Alors? Vous avez joué au jeu des vingt erreurs que je vous proposais dans la précédente chronique? Il y a deux semaines, je reproduisais dans ces pages le texte d’une dictée que j’ai concoctée pour un événement à saveur littéraire. Puisque je ne pouvais vous faire subir l’épreuve de la dictée verbalement, je l’ai retranscrite en y ajoutant volontairement vingt fautes, histoire de vous permettre de jouer. Voici de nouveau le texte, avec les erreurs qui apparaissent en gras et qui sont corrigées entre parenthèses.

De drôles de voyageurs

Les mots sont d’éternels bourlingueurs. Depuis toujours, ils volent de bouche à oreille. Ils traversent les époques enchassés (enchâssés) dans des livres. De nos jours, ils voyagent à la vitesse de l’éclair à travers les courriels et les texto (textos), quoi qu’il (quoiqu’il) arrive qu’on les malmène pour faire plus court.
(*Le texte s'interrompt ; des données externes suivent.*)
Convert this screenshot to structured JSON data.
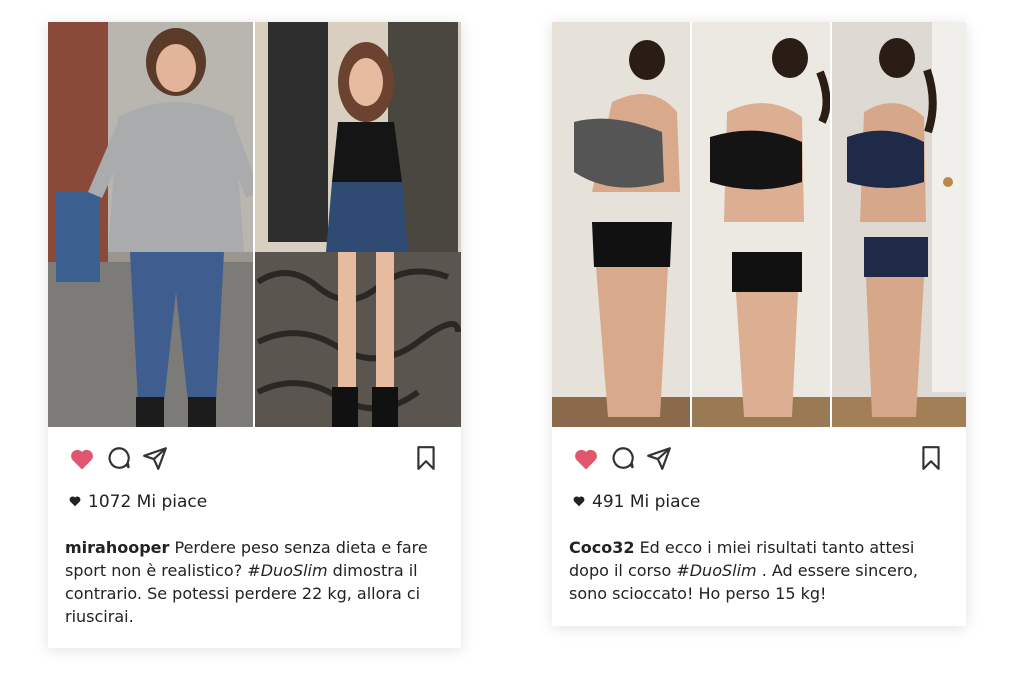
{
  "posts": [
    {
      "username": "mirahooper",
      "caption_a": " Perdere peso senza dieta e fare sport non è realistico? ",
      "hashtag": "#DuoSlim",
      "caption_b": " dimostra il contrario. Se potessi perdere 22 kg, allora ci riuscirai.",
      "likes": "1072 Mi piace",
      "photo": "before-after-transformation-photo"
    },
    {
      "username": "Coco32",
      "caption_a": " Ed ecco i miei risultati tanto attesi dopo il corso ",
      "hashtag": "#DuoSlim",
      "caption_b": " . Ad essere sincero, sono scioccato! Ho perso 15 kg!",
      "likes": "491 Mi piace",
      "photo": "side-profile-progress-photos"
    }
  ],
  "icons": {
    "like": "heart-icon",
    "comment": "comment-icon",
    "share": "send-icon",
    "save": "bookmark-icon",
    "likes_marker": "small-heart-icon"
  },
  "colors": {
    "liked_heart": "#e0566f",
    "icon_stroke": "#333333"
  }
}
Quelques (Quelque) séduisants que soient les mots du français, ils rebutent parfois par leur complexité. La maîtrise de la langue de Molière nécessite un know-how, voir (voire) une maestria. Ce n’est pas tout que de maîtriser les mots; il importe de bien accorder les participes passés sur lesquels plus d’un trébuchent (trébuche). Il faut parfois déjouer l’orthographe de certains adjectifs frappés d’obsolescence. Il faut savoir conjuguer des verbes, continuement (continûment) ballottés (ballotés) à tous les modes et à tous les temps.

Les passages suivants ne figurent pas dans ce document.